Was die Ausfuhr der Baumwolle betrifft, so sind von allen Staaten des alten Continents Frankreich und England die Hauptconsumenten. Beispielsweise wurden im Jahre 1845 nach England 1,439,306 Ballen, nach Frankreich 359,357 Ballen, nach den nördlichen Staaten Europa's 134,501 Ballen und in die übrigen Staaten 150,592 Ballen ansgeführt; im Jahre 1854 belief sich der Export nach England auf 1,603,750, nach Frankreich auf 374,058, nach dem Norden Europa's auf 165,172 und nach den übrigen Ländern auf 176,168 Ballen.

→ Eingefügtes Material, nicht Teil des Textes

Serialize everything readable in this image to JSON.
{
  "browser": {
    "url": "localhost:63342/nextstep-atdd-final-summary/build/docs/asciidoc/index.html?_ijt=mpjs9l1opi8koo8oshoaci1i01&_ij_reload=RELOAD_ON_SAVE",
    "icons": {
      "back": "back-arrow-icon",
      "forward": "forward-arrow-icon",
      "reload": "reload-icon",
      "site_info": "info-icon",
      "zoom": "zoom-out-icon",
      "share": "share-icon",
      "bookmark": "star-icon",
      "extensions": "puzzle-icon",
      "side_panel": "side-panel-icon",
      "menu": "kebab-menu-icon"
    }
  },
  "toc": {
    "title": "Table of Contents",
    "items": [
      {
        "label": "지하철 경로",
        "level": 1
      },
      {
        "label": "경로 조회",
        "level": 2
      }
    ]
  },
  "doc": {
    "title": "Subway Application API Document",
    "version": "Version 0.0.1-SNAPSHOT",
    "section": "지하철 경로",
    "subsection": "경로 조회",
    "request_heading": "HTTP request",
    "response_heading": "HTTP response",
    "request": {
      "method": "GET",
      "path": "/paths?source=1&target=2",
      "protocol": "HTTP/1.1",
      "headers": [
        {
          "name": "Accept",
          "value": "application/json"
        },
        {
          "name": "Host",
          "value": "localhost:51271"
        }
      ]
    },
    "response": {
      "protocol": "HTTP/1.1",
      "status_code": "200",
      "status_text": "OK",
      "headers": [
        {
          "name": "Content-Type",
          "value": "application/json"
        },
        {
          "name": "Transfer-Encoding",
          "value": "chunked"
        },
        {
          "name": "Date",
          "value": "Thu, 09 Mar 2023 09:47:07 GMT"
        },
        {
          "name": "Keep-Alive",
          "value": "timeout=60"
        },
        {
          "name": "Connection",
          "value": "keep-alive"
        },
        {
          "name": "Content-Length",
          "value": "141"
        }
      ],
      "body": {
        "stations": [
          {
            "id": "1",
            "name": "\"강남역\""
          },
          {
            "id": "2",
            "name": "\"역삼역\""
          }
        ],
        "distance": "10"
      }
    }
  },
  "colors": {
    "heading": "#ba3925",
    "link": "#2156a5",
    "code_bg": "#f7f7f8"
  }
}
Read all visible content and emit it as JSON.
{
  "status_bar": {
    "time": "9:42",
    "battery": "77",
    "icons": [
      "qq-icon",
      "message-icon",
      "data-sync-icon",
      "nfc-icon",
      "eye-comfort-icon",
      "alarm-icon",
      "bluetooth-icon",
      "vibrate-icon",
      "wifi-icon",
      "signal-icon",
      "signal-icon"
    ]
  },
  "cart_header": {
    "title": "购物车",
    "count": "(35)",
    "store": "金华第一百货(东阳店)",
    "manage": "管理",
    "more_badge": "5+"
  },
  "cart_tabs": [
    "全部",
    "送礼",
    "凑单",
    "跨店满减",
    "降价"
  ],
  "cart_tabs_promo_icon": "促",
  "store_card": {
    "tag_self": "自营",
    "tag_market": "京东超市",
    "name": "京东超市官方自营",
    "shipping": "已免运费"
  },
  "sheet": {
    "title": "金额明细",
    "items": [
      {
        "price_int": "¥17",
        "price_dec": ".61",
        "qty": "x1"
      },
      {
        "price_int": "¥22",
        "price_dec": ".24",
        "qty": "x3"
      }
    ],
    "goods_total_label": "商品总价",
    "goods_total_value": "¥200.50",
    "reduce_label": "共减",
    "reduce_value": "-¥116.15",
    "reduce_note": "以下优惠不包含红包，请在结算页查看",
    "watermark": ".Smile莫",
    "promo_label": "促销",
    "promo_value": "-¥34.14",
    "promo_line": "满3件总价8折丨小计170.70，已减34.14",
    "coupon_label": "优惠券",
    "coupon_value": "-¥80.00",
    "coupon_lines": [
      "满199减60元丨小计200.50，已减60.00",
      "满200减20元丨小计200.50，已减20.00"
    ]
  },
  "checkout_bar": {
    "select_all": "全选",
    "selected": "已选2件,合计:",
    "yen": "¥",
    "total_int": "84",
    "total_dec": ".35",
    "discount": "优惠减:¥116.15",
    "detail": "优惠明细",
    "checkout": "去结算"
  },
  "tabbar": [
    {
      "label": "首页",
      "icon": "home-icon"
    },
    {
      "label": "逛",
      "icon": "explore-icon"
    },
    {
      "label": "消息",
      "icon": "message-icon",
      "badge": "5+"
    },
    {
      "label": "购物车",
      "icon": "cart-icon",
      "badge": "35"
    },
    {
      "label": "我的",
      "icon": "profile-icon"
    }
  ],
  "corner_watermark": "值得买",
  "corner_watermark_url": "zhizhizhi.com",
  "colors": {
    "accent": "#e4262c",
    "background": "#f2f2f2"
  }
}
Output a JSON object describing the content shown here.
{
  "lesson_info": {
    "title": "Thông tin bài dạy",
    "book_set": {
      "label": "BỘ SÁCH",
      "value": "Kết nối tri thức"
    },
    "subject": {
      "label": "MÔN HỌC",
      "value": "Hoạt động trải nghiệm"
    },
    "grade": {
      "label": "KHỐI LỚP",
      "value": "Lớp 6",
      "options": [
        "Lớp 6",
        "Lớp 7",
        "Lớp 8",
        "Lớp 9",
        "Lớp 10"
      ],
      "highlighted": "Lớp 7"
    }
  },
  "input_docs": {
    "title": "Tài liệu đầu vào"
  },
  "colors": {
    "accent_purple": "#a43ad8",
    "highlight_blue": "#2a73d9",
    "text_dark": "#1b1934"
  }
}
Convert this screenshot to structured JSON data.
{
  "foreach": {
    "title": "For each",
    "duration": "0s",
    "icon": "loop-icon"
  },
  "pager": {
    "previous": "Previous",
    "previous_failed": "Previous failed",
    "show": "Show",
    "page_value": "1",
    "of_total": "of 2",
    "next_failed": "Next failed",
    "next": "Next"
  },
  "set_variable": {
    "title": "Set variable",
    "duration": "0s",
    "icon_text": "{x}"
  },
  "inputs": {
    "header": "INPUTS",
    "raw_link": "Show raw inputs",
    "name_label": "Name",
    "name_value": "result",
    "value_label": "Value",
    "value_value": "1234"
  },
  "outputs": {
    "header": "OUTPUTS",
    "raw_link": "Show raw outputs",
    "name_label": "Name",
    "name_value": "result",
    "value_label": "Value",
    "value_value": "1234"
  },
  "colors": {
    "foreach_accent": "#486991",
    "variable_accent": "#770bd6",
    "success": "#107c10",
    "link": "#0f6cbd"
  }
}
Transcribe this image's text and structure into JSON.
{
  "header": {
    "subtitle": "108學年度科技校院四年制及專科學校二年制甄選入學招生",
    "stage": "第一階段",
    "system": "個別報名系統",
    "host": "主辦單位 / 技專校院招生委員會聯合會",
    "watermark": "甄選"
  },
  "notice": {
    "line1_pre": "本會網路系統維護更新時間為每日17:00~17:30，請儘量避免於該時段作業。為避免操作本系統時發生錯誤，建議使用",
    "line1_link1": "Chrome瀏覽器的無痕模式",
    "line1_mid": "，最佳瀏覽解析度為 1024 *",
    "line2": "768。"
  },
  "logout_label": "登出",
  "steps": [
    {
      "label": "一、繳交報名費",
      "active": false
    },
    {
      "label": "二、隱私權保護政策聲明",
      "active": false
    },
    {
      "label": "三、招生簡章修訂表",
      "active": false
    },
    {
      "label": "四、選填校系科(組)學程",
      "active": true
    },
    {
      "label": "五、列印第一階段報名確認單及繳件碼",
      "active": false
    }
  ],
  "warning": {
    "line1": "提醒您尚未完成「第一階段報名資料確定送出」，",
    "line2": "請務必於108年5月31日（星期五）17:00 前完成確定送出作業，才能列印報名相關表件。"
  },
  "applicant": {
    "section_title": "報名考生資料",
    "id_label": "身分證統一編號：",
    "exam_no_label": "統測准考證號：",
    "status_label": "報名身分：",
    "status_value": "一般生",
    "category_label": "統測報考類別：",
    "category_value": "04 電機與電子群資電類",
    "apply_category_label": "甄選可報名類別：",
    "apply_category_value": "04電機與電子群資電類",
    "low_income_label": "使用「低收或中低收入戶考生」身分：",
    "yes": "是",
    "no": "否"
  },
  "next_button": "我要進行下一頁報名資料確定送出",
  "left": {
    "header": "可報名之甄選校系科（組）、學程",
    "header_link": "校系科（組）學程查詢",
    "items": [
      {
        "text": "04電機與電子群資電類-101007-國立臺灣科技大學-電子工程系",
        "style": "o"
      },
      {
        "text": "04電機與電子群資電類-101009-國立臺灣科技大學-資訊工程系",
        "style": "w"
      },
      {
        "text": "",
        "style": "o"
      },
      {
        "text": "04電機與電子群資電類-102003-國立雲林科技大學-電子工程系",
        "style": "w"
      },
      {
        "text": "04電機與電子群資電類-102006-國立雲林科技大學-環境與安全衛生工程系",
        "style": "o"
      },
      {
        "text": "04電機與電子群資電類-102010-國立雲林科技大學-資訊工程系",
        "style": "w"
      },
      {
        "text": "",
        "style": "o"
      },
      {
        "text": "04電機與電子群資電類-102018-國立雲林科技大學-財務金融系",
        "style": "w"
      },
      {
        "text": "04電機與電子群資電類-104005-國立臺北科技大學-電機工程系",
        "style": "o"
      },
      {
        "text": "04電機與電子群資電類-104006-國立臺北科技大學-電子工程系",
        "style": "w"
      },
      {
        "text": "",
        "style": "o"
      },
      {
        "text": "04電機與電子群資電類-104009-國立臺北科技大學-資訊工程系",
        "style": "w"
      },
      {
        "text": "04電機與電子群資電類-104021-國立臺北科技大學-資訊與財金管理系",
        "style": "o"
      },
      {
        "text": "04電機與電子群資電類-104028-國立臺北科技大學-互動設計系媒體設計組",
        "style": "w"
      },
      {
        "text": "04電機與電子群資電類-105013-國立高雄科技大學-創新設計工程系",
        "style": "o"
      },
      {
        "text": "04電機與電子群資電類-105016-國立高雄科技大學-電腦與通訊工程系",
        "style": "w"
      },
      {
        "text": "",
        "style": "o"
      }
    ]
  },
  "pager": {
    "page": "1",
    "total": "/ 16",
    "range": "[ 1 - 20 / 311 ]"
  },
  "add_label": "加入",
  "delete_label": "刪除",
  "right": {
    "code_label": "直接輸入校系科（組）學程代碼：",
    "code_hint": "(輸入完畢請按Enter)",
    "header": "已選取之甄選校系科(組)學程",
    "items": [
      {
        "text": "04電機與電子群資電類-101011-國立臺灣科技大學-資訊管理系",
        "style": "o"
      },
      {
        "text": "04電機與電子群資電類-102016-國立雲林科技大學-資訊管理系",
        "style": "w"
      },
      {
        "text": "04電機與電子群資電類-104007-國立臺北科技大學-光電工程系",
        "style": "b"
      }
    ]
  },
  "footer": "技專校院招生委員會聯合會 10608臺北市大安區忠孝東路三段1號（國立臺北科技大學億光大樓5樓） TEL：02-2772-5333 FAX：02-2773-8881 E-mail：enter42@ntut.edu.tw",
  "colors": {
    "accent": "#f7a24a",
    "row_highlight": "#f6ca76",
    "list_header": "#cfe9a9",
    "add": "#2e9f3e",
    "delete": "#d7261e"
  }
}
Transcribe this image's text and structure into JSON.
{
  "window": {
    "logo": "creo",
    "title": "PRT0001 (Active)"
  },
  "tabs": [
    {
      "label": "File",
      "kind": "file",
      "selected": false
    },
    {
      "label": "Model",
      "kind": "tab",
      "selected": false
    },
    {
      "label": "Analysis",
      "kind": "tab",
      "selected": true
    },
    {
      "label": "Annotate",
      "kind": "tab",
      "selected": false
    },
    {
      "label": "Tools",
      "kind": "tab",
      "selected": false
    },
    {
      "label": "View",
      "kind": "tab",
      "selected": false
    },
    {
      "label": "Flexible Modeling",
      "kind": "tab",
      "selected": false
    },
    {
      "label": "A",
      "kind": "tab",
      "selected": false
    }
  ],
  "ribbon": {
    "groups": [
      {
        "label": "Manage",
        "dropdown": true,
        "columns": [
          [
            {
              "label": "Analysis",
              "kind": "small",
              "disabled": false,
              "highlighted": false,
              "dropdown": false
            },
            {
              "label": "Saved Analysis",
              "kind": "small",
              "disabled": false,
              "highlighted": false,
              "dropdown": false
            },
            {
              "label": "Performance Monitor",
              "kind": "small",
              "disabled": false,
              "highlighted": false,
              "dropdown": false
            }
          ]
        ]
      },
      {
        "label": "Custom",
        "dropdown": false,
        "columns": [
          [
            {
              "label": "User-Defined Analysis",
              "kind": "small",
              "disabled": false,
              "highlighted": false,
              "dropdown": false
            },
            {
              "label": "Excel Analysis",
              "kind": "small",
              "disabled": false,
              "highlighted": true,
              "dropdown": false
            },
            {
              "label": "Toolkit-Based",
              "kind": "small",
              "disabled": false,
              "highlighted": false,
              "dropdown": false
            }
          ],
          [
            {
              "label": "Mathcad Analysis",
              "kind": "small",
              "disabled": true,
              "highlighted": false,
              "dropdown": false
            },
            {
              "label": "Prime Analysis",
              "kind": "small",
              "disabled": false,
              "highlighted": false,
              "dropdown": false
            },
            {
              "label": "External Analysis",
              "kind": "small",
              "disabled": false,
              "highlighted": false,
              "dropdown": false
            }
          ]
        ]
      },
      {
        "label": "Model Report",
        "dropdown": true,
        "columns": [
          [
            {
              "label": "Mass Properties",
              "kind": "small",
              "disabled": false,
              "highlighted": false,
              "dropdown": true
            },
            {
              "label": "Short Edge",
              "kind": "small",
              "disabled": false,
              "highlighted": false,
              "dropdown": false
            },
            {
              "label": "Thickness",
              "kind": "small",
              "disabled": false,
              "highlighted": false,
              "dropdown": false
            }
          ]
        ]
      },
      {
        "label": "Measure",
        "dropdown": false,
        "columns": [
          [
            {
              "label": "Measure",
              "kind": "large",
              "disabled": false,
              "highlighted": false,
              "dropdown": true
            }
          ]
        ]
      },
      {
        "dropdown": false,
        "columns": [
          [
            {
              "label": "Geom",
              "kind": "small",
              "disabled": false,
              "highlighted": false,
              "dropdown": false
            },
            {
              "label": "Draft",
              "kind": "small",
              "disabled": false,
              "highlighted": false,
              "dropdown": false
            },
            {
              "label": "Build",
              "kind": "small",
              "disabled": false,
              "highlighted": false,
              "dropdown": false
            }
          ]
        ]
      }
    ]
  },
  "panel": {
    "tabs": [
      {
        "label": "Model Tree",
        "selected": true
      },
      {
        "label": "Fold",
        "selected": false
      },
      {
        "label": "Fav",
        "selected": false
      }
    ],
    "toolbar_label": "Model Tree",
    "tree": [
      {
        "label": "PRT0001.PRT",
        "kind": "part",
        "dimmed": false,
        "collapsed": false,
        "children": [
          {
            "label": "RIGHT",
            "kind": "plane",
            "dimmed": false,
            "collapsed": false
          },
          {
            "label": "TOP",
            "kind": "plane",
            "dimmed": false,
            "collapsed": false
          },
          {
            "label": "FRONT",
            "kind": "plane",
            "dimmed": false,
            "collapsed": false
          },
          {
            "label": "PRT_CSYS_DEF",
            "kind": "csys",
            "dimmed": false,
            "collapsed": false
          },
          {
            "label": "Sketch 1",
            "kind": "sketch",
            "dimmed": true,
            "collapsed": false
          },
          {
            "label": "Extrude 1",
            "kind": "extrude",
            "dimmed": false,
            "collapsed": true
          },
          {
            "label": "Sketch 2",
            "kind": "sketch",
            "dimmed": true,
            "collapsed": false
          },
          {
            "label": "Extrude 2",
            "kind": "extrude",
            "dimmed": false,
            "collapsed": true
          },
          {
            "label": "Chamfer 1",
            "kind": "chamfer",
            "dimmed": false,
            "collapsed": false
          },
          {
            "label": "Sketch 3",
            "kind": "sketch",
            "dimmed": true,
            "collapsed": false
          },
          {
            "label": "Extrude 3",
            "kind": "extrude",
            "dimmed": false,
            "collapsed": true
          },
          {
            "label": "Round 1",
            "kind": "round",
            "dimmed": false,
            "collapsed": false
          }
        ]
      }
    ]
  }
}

Die Hauptausfuhrhäfen für die Baumwolle sind New-Orleans, welches fast die Hälfte der zur Ausfuhr bestimmten Baumwolle befördert, ferner Mobile, Savannah, Charleston, New-York, Philadelphia und Boston. Die Consumtion der Baumwolle in den Vereinigten Staaten selbst giebt für die Jahre 1800 bis 1850 eine dem Steigen der Gesammt-Production analoge Steigerung. Im Jahre 1800 wurden in der Union 500 Ballen, im Jahre 1840 295,193, 1845: 389,006, 1850: 487,769 und im Jahre 1855 593,584 Ballen verarbeitet.

Dampfschifffahrtsverkehr auf dem Mississippi und seinen

Nebenströmen.

Nach dem Railroad Record versahen im Jahre 1851 auf dem Mississippi und seinen Nebenströmen 610 Dampfschiffe zu 134,867 Tonnen den Dienst. Inn Jahre 1855 war die Zahl der Dampfschiffe auf 735 zu 191,112 Tonnen gestiegen. Die Schiffszahl hat in den letzten vier Jahren einen Zuwachs von 20 pCt., die des Tonnengehalts eine Vermehrung von 40 pCt. erfahren. Die auf den Schiffen angestellte Bemannung ist in diesem Zeitraume von 12,412 auf 14,894 Mann gestiegen. (Austria 1856, p. 501.)